I just bought one at Home Depot for $2599 and no interest financing for one year on the Home Depot credit card- I am going to use someone else's money for the next year and pay it off with tax refund next spring.

So far, I am really enjoying this mower! It takes a little while (a few hours of practice) to get proficient with controlling the tank-style handling. The fundamentals are easy, it's getting finesse handling down that takes a few hours practice. Once you do you are ripping around having a BLAST mowing!

The overall build quality of this machine looks VERY SOLID- rugged components BOLTED together. One potential flaw that I quickly discovered is the manual choke-- There is no clear "stop" to the fully closed (cold start) choke position. I pulled the choke lever right up and OUT of the housing! I took the choke housing apart and it looks like it's just VACUUM that holds it in!! Wow, not a good design. I anticipate that it will be a common point of failure. Otherwise, all is tight and works as expected.

The 22HP Kawasaki engine is surprisingly quiet and VERY smooth. It starts up easily and operates almost vibration free at all speeds. The controls (except for the aforementioned choke) are easy to operate and fully functional.

The cut is VERY clean. The only issue that I noticed, and I expected it, is that if I operate the mower at full speed (7mph) while cutting, it inevitably bounces over my not-so-flat lawn surface and produces a slightly uneven cut. This is NOT the mowers fault, I just know that I need to slow down on my bumpy lawn! When I do, the cut is very nice!

This thing makes mowing FUN! It's like a game! I have always, always HATED the chore of mowing. I previously mowed my 1 acre yard with a 19inch push mower for the front yard and an old Lawn General tractor for the back. Both parts were tedious and boring. Now, I am looking forward to cutting the lawn. Seriously, it's fun with this thing, it's a lawn TOY!
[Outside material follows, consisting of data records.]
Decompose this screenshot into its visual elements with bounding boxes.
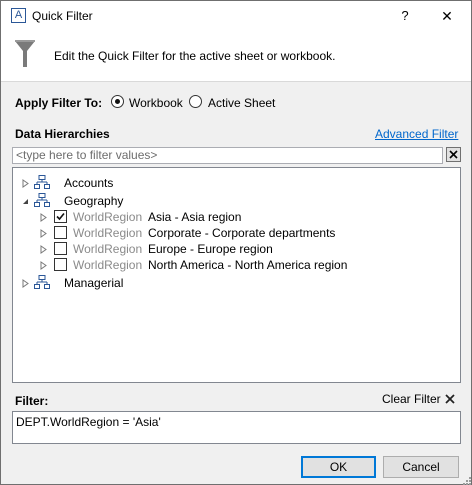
tree-item-checkbox[interactable]	[54, 242, 67, 255]
tree-item-geography[interactable]: Geography	[13, 193, 453, 209]
expand-arrow-icon[interactable]	[21, 279, 30, 288]
advanced-filter-link[interactable]: Advanced Filter	[375, 127, 458, 141]
active-sheet-radio[interactable]	[189, 95, 202, 108]
member-label: Corporate - Corporate departments	[148, 226, 336, 240]
tree-item-asia[interactable]: WorldRegion Asia - Asia region	[13, 209, 453, 225]
expand-arrow-icon[interactable]	[39, 229, 48, 238]
workbook-radio[interactable]	[111, 95, 124, 108]
help-button[interactable]: ?	[394, 4, 416, 28]
filter-values-search-input[interactable]: <type here to filter values>	[12, 147, 443, 164]
quick-filter-dialog: A Quick Filter ? ✕ Edit the Quick Filter…	[0, 0, 472, 485]
tree-item-managerial[interactable]: Managerial	[13, 275, 453, 291]
tree-item-checkbox[interactable]	[54, 258, 67, 271]
data-hierarchies-label: Data Hierarchies	[15, 127, 110, 141]
level-name: WorldRegion	[73, 258, 143, 272]
tree-item-checkbox[interactable]	[54, 210, 67, 223]
tree-item-label: Accounts	[64, 176, 114, 190]
close-button[interactable]: ✕	[434, 4, 460, 28]
expand-arrow-icon[interactable]	[21, 179, 30, 188]
search-clear-button[interactable]	[446, 147, 461, 162]
title-bar: A Quick Filter ? ✕	[1, 1, 471, 32]
app-icon: A	[11, 8, 26, 23]
tree-item-accounts[interactable]: Accounts	[13, 175, 453, 191]
filter-label: Filter:	[15, 394, 49, 408]
hierarchy-tree: Accounts Geography WorldRegion Asia - As…	[12, 167, 461, 383]
ok-button[interactable]: OK	[301, 456, 376, 478]
checkmark-icon	[56, 212, 65, 221]
filter-expression-field[interactable]: DEPT.WorldRegion = 'Asia'	[12, 411, 461, 444]
clear-filter-button[interactable]: Clear Filter	[382, 392, 441, 406]
header-description: Edit the Quick Filter for the active she…	[54, 49, 336, 63]
hierarchy-icon	[34, 275, 50, 289]
tree-item-europe[interactable]: WorldRegion Europe - Europe region	[13, 241, 453, 257]
header-band: Edit the Quick Filter for the active she…	[1, 32, 471, 82]
expand-arrow-icon[interactable]	[39, 261, 48, 270]
close-icon	[449, 150, 458, 159]
funnel-icon	[15, 40, 35, 67]
tree-item-corporate[interactable]: WorldRegion Corporate - Corporate depart…	[13, 225, 453, 241]
expand-arrow-icon[interactable]	[39, 213, 48, 222]
window-title: Quick Filter	[32, 9, 93, 23]
workbook-radio-label[interactable]: Workbook	[129, 96, 183, 110]
hierarchy-icon	[34, 193, 50, 207]
expand-arrow-icon[interactable]	[39, 245, 48, 254]
tree-item-label: Managerial	[64, 276, 124, 290]
tree-item-north-america[interactable]: WorldRegion North America - North Americ…	[13, 257, 453, 273]
member-label: Asia - Asia region	[148, 210, 242, 224]
tree-item-label: Geography	[64, 194, 124, 208]
level-name: WorldRegion	[73, 210, 143, 224]
member-label: Europe - Europe region	[148, 242, 273, 256]
apply-filter-label: Apply Filter To:	[15, 96, 103, 110]
cancel-button[interactable]: Cancel	[383, 456, 459, 478]
clear-filter-x-icon[interactable]	[445, 394, 455, 404]
active-sheet-radio-label[interactable]: Active Sheet	[208, 96, 275, 110]
level-name: WorldRegion	[73, 226, 143, 240]
collapse-arrow-icon[interactable]	[21, 197, 30, 206]
member-label: North America - North America region	[148, 258, 348, 272]
hierarchy-icon	[34, 175, 50, 189]
tree-item-checkbox[interactable]	[54, 226, 67, 239]
resize-grip-icon[interactable]	[462, 476, 471, 485]
level-name: WorldRegion	[73, 242, 143, 256]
A cool thing about this mower is the sound that it makes when you engage the blade/pto-- it makes a a hydraulic swooshing sound that reminds me of modern rollercoasters when they take off. Very cool 

I definitely recommend considering the Z4235. And, if you have a Home Depot near you, consider the 12 months interest free financing! As I am doing, use someone else's money for the year then pay it off in 2011.


Cheers,
Ben


----------



## [email protected] (May 13, 2010)

I am looking at getting a timecutter Z4238 how does the bagger work is it getting plugged up Or not filling the bags right in wet grass?


----------



## bigcitymike (Jun 15, 2010)

I have a Z4235 and for the most part like it. I feel the Kawasaki engine is more than adequate to do the job. 

My concerns are:

Rear tires, I find the skinny tires tend to tear up the grass

Flexing, I can feel the chassis flex (twist) as I mow my somewhat bumpy grass. It's to a point I can feel it in the seat. I don't have any experience on any other ZTR's, but is this a common experience? 

Is this anything to worry about?

Other then those items, for the price, it's a very nice ZTR. And so far, so good.


----------



## grivera (Feb 24, 2007)

Thanks for the replies. The ZTR sounds like a nice mower. When I first posted, my Cub Cadet's frame had just broken and I thought I would have to buy a new mower. Cub Cadet wound up replacing the frame so I'll be keeping it for a while longer.


----------